Мы только что писали о недостаточности нашего бюджета школ. В сущности, это корень всего русского педагогического вопроса. Не учат вовсе или учат плохо, потому что не на что учить или не на что дать хорошее подготовление учителям. Известие, перепечатанное у нас из ‘Южн. Края’ о том, что из экзаменовавшихся в Харьковское реальное училище и выдержавших вполне удовлетворительно экзамен 226 мальчиков не были приняты за теснотою училища, и что в том же городе по той же причине было отказано 103 мальчикам в приеме в третью мужскую гимназию и 70 в четвертую, — обнаруживает положение вещей, близкое к ужасному.

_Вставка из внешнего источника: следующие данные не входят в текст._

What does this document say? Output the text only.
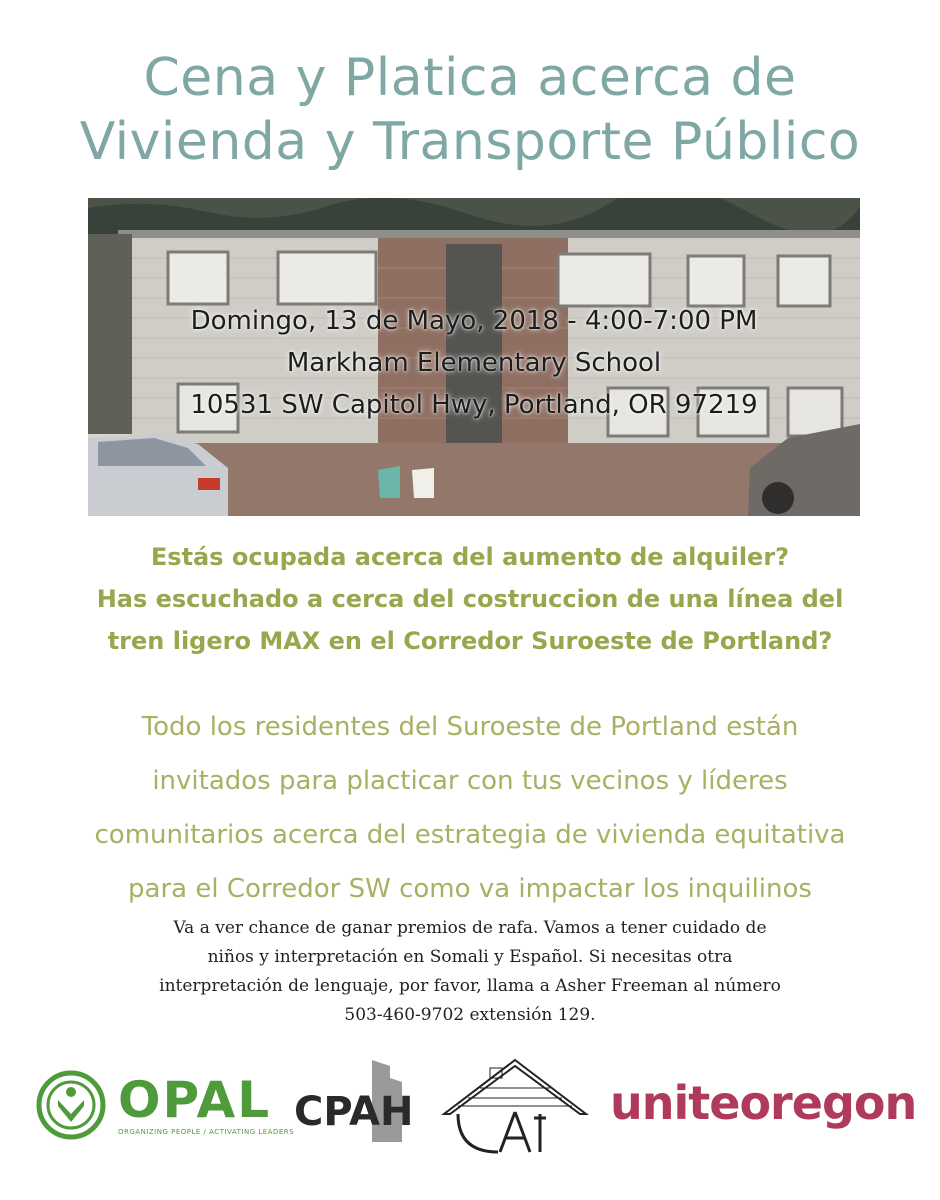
Cena y Platica acerca de
Vivienda y Transporte Público
Domingo, 13 de Mayo, 2018 - 4:00-7:00 PM
Markham Elementary School
10531 SW Capitol Hwy, Portland, OR 97219
Estás ocupada acerca del aumento de alquiler?
Has escuchado a cerca del costruccion de una línea del
tren ligero MAX en el Corredor Suroeste de Portland?
Todo los residentes del Suroeste de Portland están
invitados para placticar con tus vecinos y líderes
comunitarios acerca del estrategia de vivienda equitativa
para el Corredor SW como va impactar los inquilinos
Va a ver chance de ganar premios de rafa. Vamos a tener cuidado de
niños y interpretación en Somali y Español. Si necesitas otra
interpretación de lenguaje, por favor, llama a Asher Freeman al número
503-460-9702 extensión 129.
OPAL
ORGANIZING PEOPLE / ACTIVATING LEADERS CPAH	uniteoregon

Ведь это, по практическому своему действию, вполне равняется тому, как если бы издан был закон о воспрещении добрым русским гражданам отдавать своих сыновей в гимназию, только запрещение это падает не сплошь, т.е. все же сколько-нибудь справедливо, а как-то на одного из трех, на одного из пятерых, точно по жребию, который можно поименовать ‘жребием несчастия’. Неподготовлены были к поступлению эти 226, 103 и 70. В статистической цифре нет слез и отчаяния: но нужно иметь самую малую долю воображения, чтобы представить ‘беду’, упавшую на дом и семью, сына, которого готовили-готовили к поступлению, он сам старался, на учителя тратились последние средства, и вот, кажется, все готово и даже мальчика для чего-то проэкзаменовали, вдруг говорят, что его не могут принять в гимназию, ибо нет места в классе. Право, это что-то невообразимое и до того неуклюжее, почти невероятное, что не веришь и своему XX веку и цивилизации своей страны. Ведь это все равно, как если бы за недостатком вагонов на Николаевской дороге публика вдруг пошла по шпалам, ‘пешечком’, из Петербурга в Москву: ‘Куда дождаться места в поезде, и вчера было нетути, и сегодня нетути, и завтра, верно, будет нетути’, — махала бы она в ответ на приглашение начальника дороги не томить его до такой степени и подождать, не будет ли в поезде свободнее завтра. Можно представить себе конфуз всего министерства путей сообщения от такого зрелища ‘пешеходов по шпалам’. Но будто не точно такое же зрелище представляют собою фланирующие мимо стен учебных заведений вполне подготовленные к ним ученики! И точно так, нужно бы назначить какой-нибудь абонемент на место в гимназии, с правом записываться заранее, с наблюдением очереди и права. А то могут происходить случаи, так сказать, горечи особенно усиления среди всеобщего несладкого положения.
Во всяком случае ‘беда’ этих 226 + 103 + 70 семьях города Харькова не такая малость, чтобы по поводу ее общество не было вправе ожидать от канцелярии попечителя харьковского учебного округа какого-нибудь разъяснения или успокоения. Может быть, сведения, попавшие в печать, преувеличены.
Впервые опубликовано: ‘Новое Время’. 1903. 18 сент. N 9892.